Thanks everyone. I’m already daydreaming about shaping a stubbyish single fin egg to replace a craigslist cordell that is a bit too low volume for me. Already outlining a photo build thread about it utlizing key points from epic threads found here on Sways. Some of the guys on here give insane advice, but for visual peopel like myself, some things get lost in between the walk from the laptop to the shaping stand. Case in point: when sanding the cut lap bevel from the bottom lam to smooth the transition on the deck for a flush lamination, I sanded it and did the fingernail trick, but after lamming the deck I realized I should have really sanded it. Flush. To the foam. You know what they say about pictures, words and worth…

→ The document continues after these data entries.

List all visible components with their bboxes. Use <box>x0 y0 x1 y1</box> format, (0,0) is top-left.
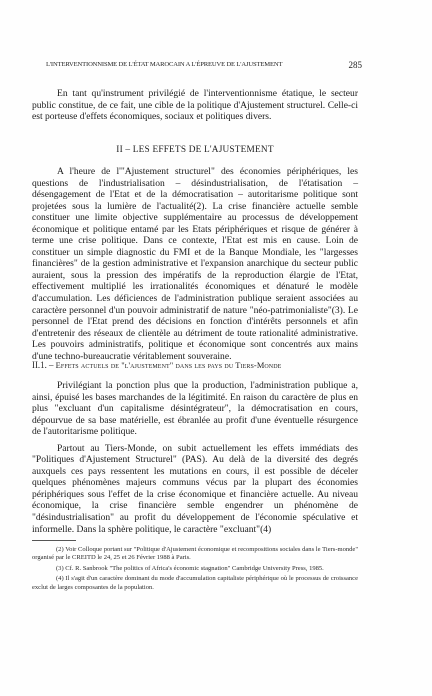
footnotes: (2) Voir Colloque portant sur "Politique… <box>32 546 358 594</box>
footnote-4: (4) Il s'agit d'un caractère dominant du… <box>32 575 358 592</box>
document-page: L'INTERVENTIONNISME DE L'ÉTAT MAROCAIN A… <box>0 0 432 696</box>
subsection-paragraph-2: Partout au Tiers-Monde, on subit actuell… <box>32 443 358 535</box>
subsection-paragraph-1: Privilégiant la ponction plus que la pro… <box>32 380 358 438</box>
intro-block: En tant qu'instrument privilégié de l'in… <box>32 88 358 123</box>
section-heading: II – LES EFFETS DE L'AJUSTEMENT <box>32 145 358 155</box>
section-body: A l'heure de l'"Ajustement structurel" d… <box>32 166 358 362</box>
intro-paragraph: En tant qu'instrument privilégié de l'in… <box>32 88 358 123</box>
footnote-divider <box>32 540 76 541</box>
running-title: L'INTERVENTIONNISME DE L'ÉTAT MAROCAIN A… <box>46 61 282 68</box>
footnote-3: (3) Cf. R. Sanbrook "The politics of Afr… <box>32 565 358 573</box>
subsection-heading: II.1. – Effets actuels de "l'ajustement"… <box>32 360 358 370</box>
page-number: 285 <box>349 60 363 70</box>
subsection-body: Privilégiant la ponction plus que la pro… <box>32 380 358 535</box>
running-header: L'INTERVENTIONNISME DE L'ÉTAT MAROCAIN A… <box>46 61 358 73</box>
footnote-2: (2) Voir Colloque portant sur "Politique… <box>32 546 358 563</box>
section-paragraph: A l'heure de l'"Ajustement structurel" d… <box>32 166 358 362</box>
subsection-number: II.1. – <box>32 360 53 370</box>
subsection-title: Effets actuels de "l'ajustement" dans le… <box>56 361 282 370</box>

Blake- the shoudlers held up pretty well, more than enough for me to get a solid impression of the board. 

I almost always go out between Goldenwest and 8th st regardless of conditions even though I live about a 1/2 mile north from Superior and PCH. When I do brave newport, its always north of 56th. My last memorable time surfing the middle there between RJs and 56th I got up before the sun to try and get a few with minimum people out. From suiting up it looked pretty empty, maybe 5-6 guys out in a 75 yrd stretch. As I got to the water I looked south about two towers and saw a literal mob (apparently the entire NHHS surf team) start running in my direction. It was like some scene from Braveheart, no joke. Within 5 minutes of paddling out solo I found myself in a kind of rude pack of 30 (admittedly pretty good) longboarders/funboarders/and a few Too Cool shredders. The collective look on the face of everyone who had moments ago been silently contemplating the coming dawn and quietly surfing this little peak was a mix between disgust and bewilderment. I just started laughing. Bitterly. I love surfing Newport, but almost always find myself paddling out in Hb. It can be crowded there too, but atleast there is room to breathe. 

Way to go!

What “lame polka dots” I don’t see no lame polka dots!!

That’s some good stuff right there…you just “hamrock” on brother!

Right on man. I grew up at 34th, so those jettys are my home turf. I stay away from 54tj though. Not worth it unless a huge south hits and keeps the kidos out. I’ve never been a huge fan of Huntington, but I work up there now. So I’m usually out around 9th-goldenwest as well. 

 

PM me sometime, I’d love some company in the line up.